Non si aspettava una sua telefonata, né tantomeno quella domanda. Forse aveva deciso di andare da lei così all'improvviso. La scarica di desiderio che sentì tra le gambe a quel pensiero la costrinse a stringere le gambe.

«Sì, perché?»

«Puoi scendere davanti al portone? Devo darti una cosa.»

Ah, non voleva andare da lei per fare sesso, voleva solo darle qualcosa. Deva ci pensò un istante, ragionando per allontanare la delusione. «Va bene, ma non fermarti davanti al portone, vieni nei garage.» Il suo era un condominio abitato da gente famosa, molto spesso c'erano paparazzi che sorvegliavano il portone d'ingresso in cerca di scoop. Meglio non farsi fotografare insieme a Theo.

«Ok. Arrivo tra una decina di minuti» rispose lui.

Deva tornò in fretta in bagno, finì di asciugarsi, pettinò i capelli e infilò una tuta.

Dalla sera della telefonata Theo sembrava non avere più quell'urgenza, quella smania di fare sesso con lei in ogni momento. Il giorno dopo si era presentato alla cena con il suo sorriso più bello e si era limitato a guardarla e ascoltarla. Niente battutine a sfondo sessuale, nessun tentativo di approccio fisico. Eppure era tutto nei suoi occhi il desiderio che nutriva per lei. Lo teneva lì e glielo trasmetteva ogni volta che la guardava.
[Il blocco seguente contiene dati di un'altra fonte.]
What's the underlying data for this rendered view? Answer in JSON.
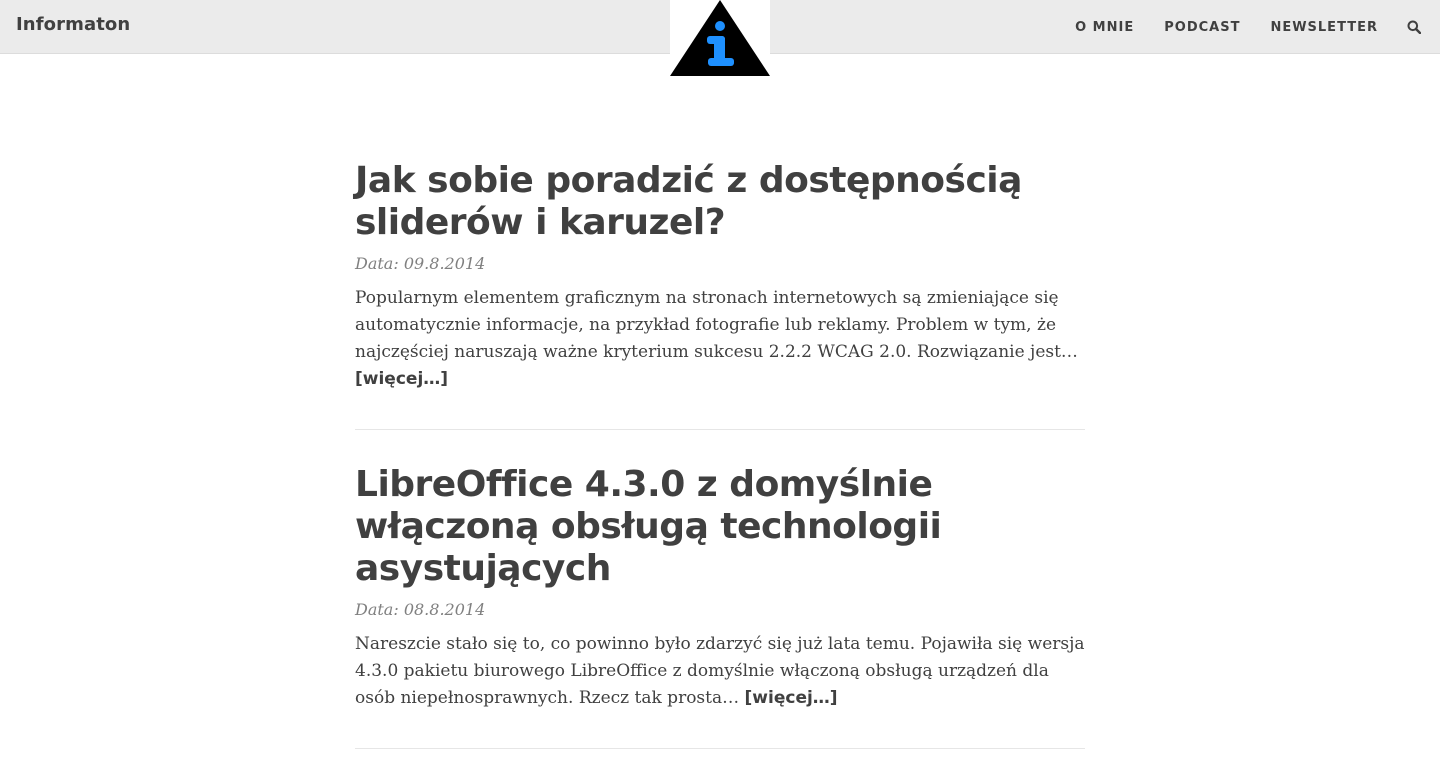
{
  "site": {
    "brand": "Informaton",
    "logo_icon": "info-triangle-logo",
    "logo_colors": {
      "triangle": "#000000",
      "glyph": "#1e90ff"
    }
  },
  "nav": {
    "items": [
      {
        "label": "O MNIE"
      },
      {
        "label": "PODCAST"
      },
      {
        "label": "NEWSLETTER"
      }
    ],
    "search_icon": "search-icon"
  },
  "posts": [
    {
      "title": "Jak sobie poradzić z dostępnością sliderów i karuzel?",
      "date": "Data: 09.8.2014",
      "excerpt": "Popularnym elementem graficznym na stronach internetowych są zmieniające się automatycznie informacje, na przykład fotografie lub reklamy. Problem w tym, że najczęściej naruszają ważne kryterium sukcesu 2.2.2 WCAG 2.0. Rozwiązanie jest…",
      "more": "[więcej…]"
    },
    {
      "title": "LibreOffice 4.3.0 z domyślnie włączoną obsługą technologii asystujących",
      "date": "Data: 08.8.2014",
      "excerpt": "Nareszcie stało się to, co powinno było zdarzyć się już lata temu. Pojawiła się wersja 4.3.0 pakietu biurowego LibreOffice z domyślnie włączoną obsługą urządzeń dla osób niepełnosprawnych. Rzecz tak prosta…",
      "more": "[więcej…]"
    }
  ]
}
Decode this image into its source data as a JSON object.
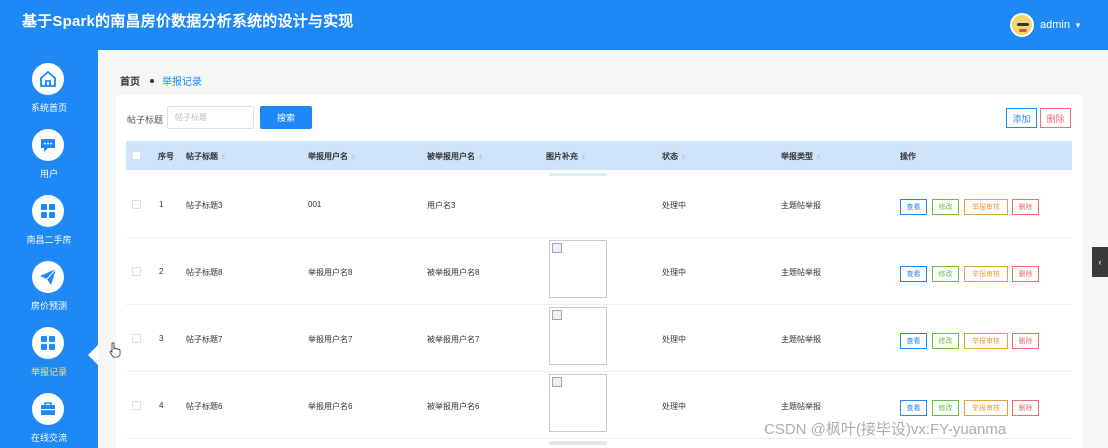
{
  "header": {
    "title": "基于Spark的南昌房价数据分析系统的设计与实现",
    "user": "admin"
  },
  "sidebar": {
    "items": [
      {
        "label": "系统首页",
        "icon": "home-icon"
      },
      {
        "label": "用户",
        "icon": "chat-icon"
      },
      {
        "label": "南昌二手房",
        "icon": "grid-icon"
      },
      {
        "label": "房价预测",
        "icon": "send-icon"
      },
      {
        "label": "举报记录",
        "icon": "grid-icon",
        "active": true
      },
      {
        "label": "在线交流",
        "icon": "briefcase-icon"
      }
    ]
  },
  "breadcrumb": {
    "home": "首页",
    "current": "举报记录"
  },
  "search": {
    "label": "帖子标题",
    "placeholder": "帖子标题",
    "button": "搜索"
  },
  "toolbar": {
    "add": "添加",
    "delete": "删除"
  },
  "table": {
    "columns": [
      "序号",
      "帖子标题",
      "举报用户名",
      "被举报用户名",
      "图片补充",
      "状态",
      "举报类型",
      "操作"
    ],
    "actions": [
      "查看",
      "修改",
      "举报审核",
      "删除"
    ],
    "rows": [
      {
        "index": "1",
        "title": "帖子标题3",
        "reporter": "001",
        "reported": "用户名3",
        "status": "处理中",
        "type": "主题帖举报"
      },
      {
        "index": "2",
        "title": "帖子标题8",
        "reporter": "举报用户名8",
        "reported": "被举报用户名8",
        "status": "处理中",
        "type": "主题帖举报"
      },
      {
        "index": "3",
        "title": "帖子标题7",
        "reporter": "举报用户名7",
        "reported": "被举报用户名7",
        "status": "处理中",
        "type": "主题帖举报"
      },
      {
        "index": "4",
        "title": "帖子标题6",
        "reporter": "举报用户名6",
        "reported": "被举报用户名6",
        "status": "处理中",
        "type": "主题帖举报"
      }
    ]
  },
  "watermark": "CSDN @枫叶(接毕设)vx:FY-yuanma",
  "colors": {
    "primary": "#1e88f5",
    "header_row": "#cfe4fb",
    "success": "#67c23a",
    "warning": "#e6a23c",
    "danger": "#f56c6c",
    "active_label": "#ffe36b"
  }
}
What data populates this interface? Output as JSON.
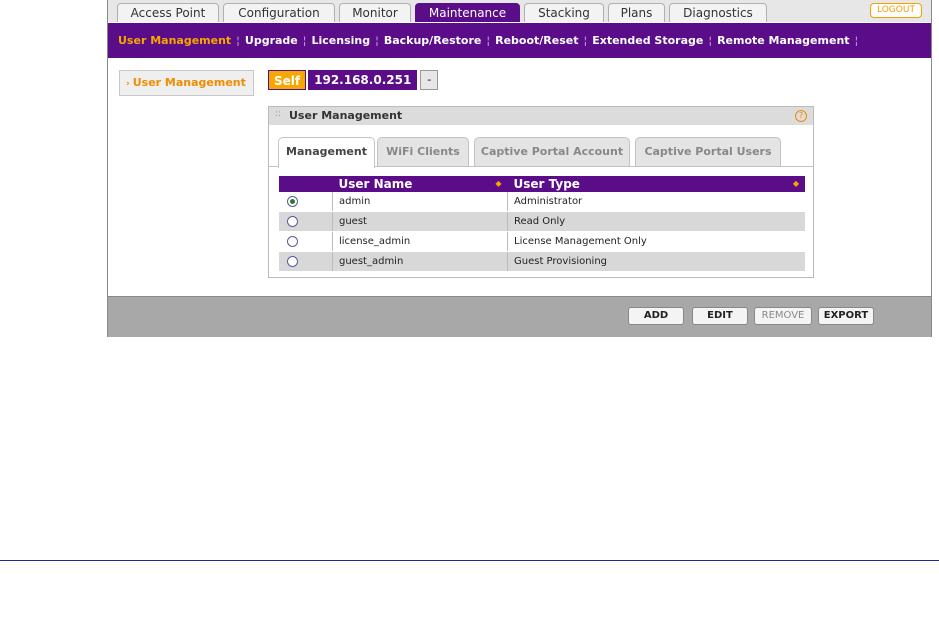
{
  "top_tabs": [
    {
      "label": "Access Point"
    },
    {
      "label": "Configuration"
    },
    {
      "label": "Monitor"
    },
    {
      "label": "Maintenance"
    },
    {
      "label": "Stacking"
    },
    {
      "label": "Plans"
    },
    {
      "label": "Diagnostics"
    }
  ],
  "logout_label": "LOGOUT",
  "subnav": [
    {
      "label": "User Management"
    },
    {
      "label": "Upgrade"
    },
    {
      "label": "Licensing"
    },
    {
      "label": "Backup/Restore"
    },
    {
      "label": "Reboot/Reset"
    },
    {
      "label": "Extended Storage"
    },
    {
      "label": "Remote Management"
    }
  ],
  "left_nav": {
    "item": "User Management"
  },
  "ap_selector": {
    "self": "Self",
    "ip": "192.168.0.251",
    "dropdown": "-"
  },
  "panel": {
    "title": "User Management",
    "help_icon": "?",
    "tabs": [
      {
        "label": "Management"
      },
      {
        "label": "WiFi Clients"
      },
      {
        "label": "Captive Portal Account"
      },
      {
        "label": "Captive Portal Users"
      }
    ],
    "table": {
      "headers": [
        "User Name",
        "User Type"
      ],
      "rows": [
        {
          "name": "admin",
          "type": "Administrator",
          "selected": true
        },
        {
          "name": "guest",
          "type": "Read Only",
          "selected": false
        },
        {
          "name": "license_admin",
          "type": "License Management Only",
          "selected": false
        },
        {
          "name": "guest_admin",
          "type": "Guest Provisioning",
          "selected": false
        }
      ]
    }
  },
  "footer": {
    "add": "ADD",
    "edit": "EDIT",
    "remove": "REMOVE",
    "export": "EXPORT"
  },
  "colors": {
    "brand_purple": "#5b0c88",
    "accent_orange": "#f6a800"
  },
  "icons": {
    "help": "help-icon",
    "sort": "sort-icon",
    "dropdown": "chevron-down-icon"
  }
}
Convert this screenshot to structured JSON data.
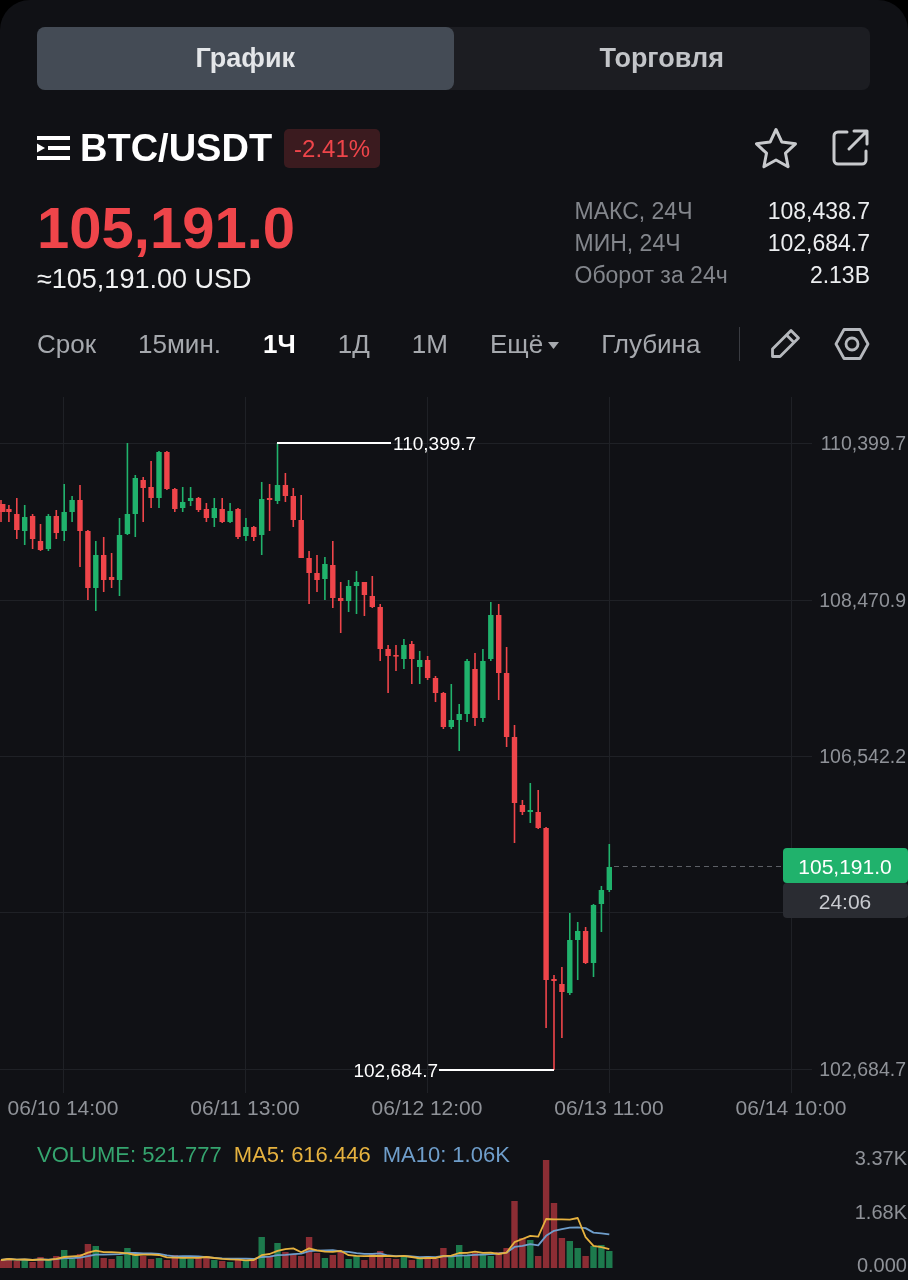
{
  "tabs": [
    {
      "label": "График",
      "selected": true
    },
    {
      "label": "Торговля",
      "selected": false
    }
  ],
  "pair": {
    "symbol": "BTC/USDT",
    "change": "-2.41%",
    "favorite": false
  },
  "price": {
    "last": "105,191.0",
    "fiat": "≈105,191.00 USD",
    "falling": true
  },
  "stats": [
    {
      "label": "МАКС, 24Ч",
      "value": "108,438.7"
    },
    {
      "label": "МИН, 24Ч",
      "value": "102,684.7"
    },
    {
      "label": "Оборот за 24ч",
      "value": "2.13B"
    }
  ],
  "intervals": [
    {
      "label": "Срок",
      "kind": "option",
      "selected": false
    },
    {
      "label": "15мин.",
      "kind": "option",
      "selected": false
    },
    {
      "label": "1Ч",
      "kind": "option",
      "selected": true
    },
    {
      "label": "1Д",
      "kind": "option",
      "selected": false
    },
    {
      "label": "1М",
      "kind": "option",
      "selected": false
    },
    {
      "label": "Ещё",
      "kind": "dropdown",
      "selected": false
    },
    {
      "label": "Глубина",
      "kind": "option",
      "selected": false
    }
  ],
  "chart": {
    "price_axis": [
      "110,399.7",
      "108,470.9",
      "106,542.2",
      "102,684.7"
    ],
    "time_axis": [
      "06/10 14:00",
      "06/11 13:00",
      "06/12 12:00",
      "06/13 11:00",
      "06/14 10:00"
    ],
    "high_marker": "110,399.7",
    "low_marker": "102,684.7",
    "last_price": "105,191.0",
    "countdown": "24:06"
  },
  "volume": {
    "legend": [
      {
        "label": "VOLUME: 521.777",
        "color": "#35a56f"
      },
      {
        "label": "MA5: 616.446",
        "color": "#e6b23f"
      },
      {
        "label": "MA10: 1.06K",
        "color": "#6f9ecb"
      }
    ],
    "axis": [
      "3.37K",
      "1.68K",
      "0.000"
    ]
  }
}
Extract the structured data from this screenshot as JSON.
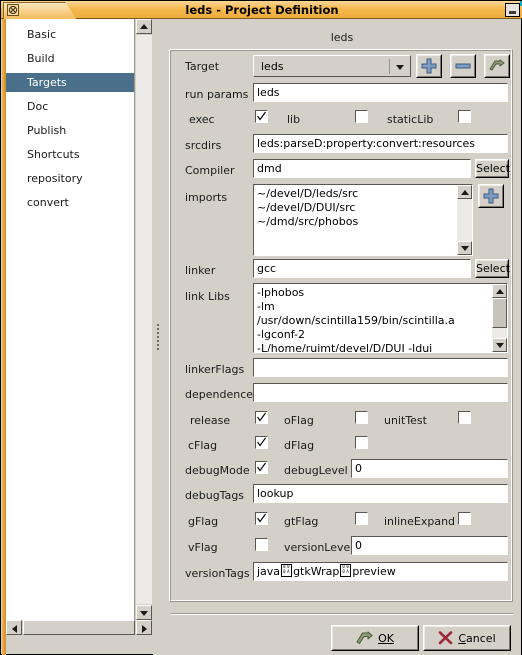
{
  "window": {
    "title": "leds - Project Definition",
    "close_icon": "close-box-icon",
    "minimize_icon": "minimize-icon"
  },
  "sidebar": {
    "items": [
      {
        "label": "Basic",
        "selected": false
      },
      {
        "label": "Build",
        "selected": false
      },
      {
        "label": "Targets",
        "selected": true
      },
      {
        "label": "Doc",
        "selected": false
      },
      {
        "label": "Publish",
        "selected": false
      },
      {
        "label": "Shortcuts",
        "selected": false
      },
      {
        "label": "repository",
        "selected": false
      },
      {
        "label": "convert",
        "selected": false
      }
    ]
  },
  "panel": {
    "title": "leds",
    "target": {
      "label": "Target",
      "value": "leds",
      "add_icon": "plus-icon",
      "remove_icon": "minus-icon",
      "apply_icon": "green-arrow-icon"
    },
    "run_params": {
      "label": "run params",
      "value": "leds"
    },
    "exec_row": {
      "label": "exec",
      "checked": true,
      "lib_label": "lib",
      "lib_checked": false,
      "staticlib_label": "staticLib",
      "staticlib_checked": false
    },
    "srcdirs": {
      "label": "srcdirs",
      "value": "leds:parseD:property:convert:resources"
    },
    "compiler": {
      "label": "Compiler",
      "value": "dmd",
      "select_label": "Select"
    },
    "imports": {
      "label": "imports",
      "items": [
        "~/devel/D/leds/src",
        "~/devel/D/DUI/src",
        "~/dmd/src/phobos"
      ],
      "add_icon": "plus-icon"
    },
    "linker": {
      "label": "linker",
      "value": "gcc",
      "select_label": "Select"
    },
    "link_libs": {
      "label": "link Libs",
      "items": [
        "-lphobos",
        "-lm",
        "/usr/down/scintilla159/bin/scintilla.a",
        "-lgconf-2",
        "-L/home/ruimt/devel/D/DUI -ldui"
      ]
    },
    "linker_flags": {
      "label": "linkerFlags",
      "value": ""
    },
    "dependences": {
      "label": "dependences",
      "value": ""
    },
    "release_row": {
      "label": "release",
      "checked": true,
      "oflag_label": "oFlag",
      "oflag_checked": false,
      "unittest_label": "unitTest",
      "unittest_checked": false
    },
    "cflag_row": {
      "label": "cFlag",
      "checked": true,
      "dflag_label": "dFlag",
      "dflag_checked": false
    },
    "debugmode_row": {
      "label": "debugMode",
      "checked": true,
      "debuglevel_label": "debugLevel",
      "debuglevel_value": "0"
    },
    "debugtags": {
      "label": "debugTags",
      "value": "lookup"
    },
    "gflag_row": {
      "label": "gFlag",
      "checked": true,
      "gtflag_label": "gtFlag",
      "gtflag_checked": false,
      "inlineexpand_label": "inlineExpand",
      "inlineexpand_checked": false
    },
    "vflag_row": {
      "label": "vFlag",
      "checked": false,
      "versionlevel_label": "versionLevel",
      "versionlevel_value": "0"
    },
    "versiontags": {
      "label": "versionTags",
      "part1": "java",
      "part2": "gtkWrap",
      "part3": "preview"
    }
  },
  "footer": {
    "ok_label": "OK",
    "ok_icon": "green-arrow-icon",
    "cancel_label": "Cancel",
    "cancel_icon": "red-x-icon"
  },
  "colors": {
    "titlebar": "#f5b94e",
    "selection": "#4a6f8a",
    "face": "#d4d0c8",
    "field": "#ffffff",
    "icon_blue": "#6f8fb8",
    "icon_green": "#8a9a74",
    "icon_red": "#a8384a"
  }
}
E la guardava sempre, i suoi occhi non la lasciavano mai. E sembrava che la volesse in maniere diversa, come se stesse dando seguito alle parole che le aveva detto al telefono, parole che in quel momento si spogliavano della leggerezza con la quale lei credeva fossero state pronunciate e cominciavano a brillare di verità.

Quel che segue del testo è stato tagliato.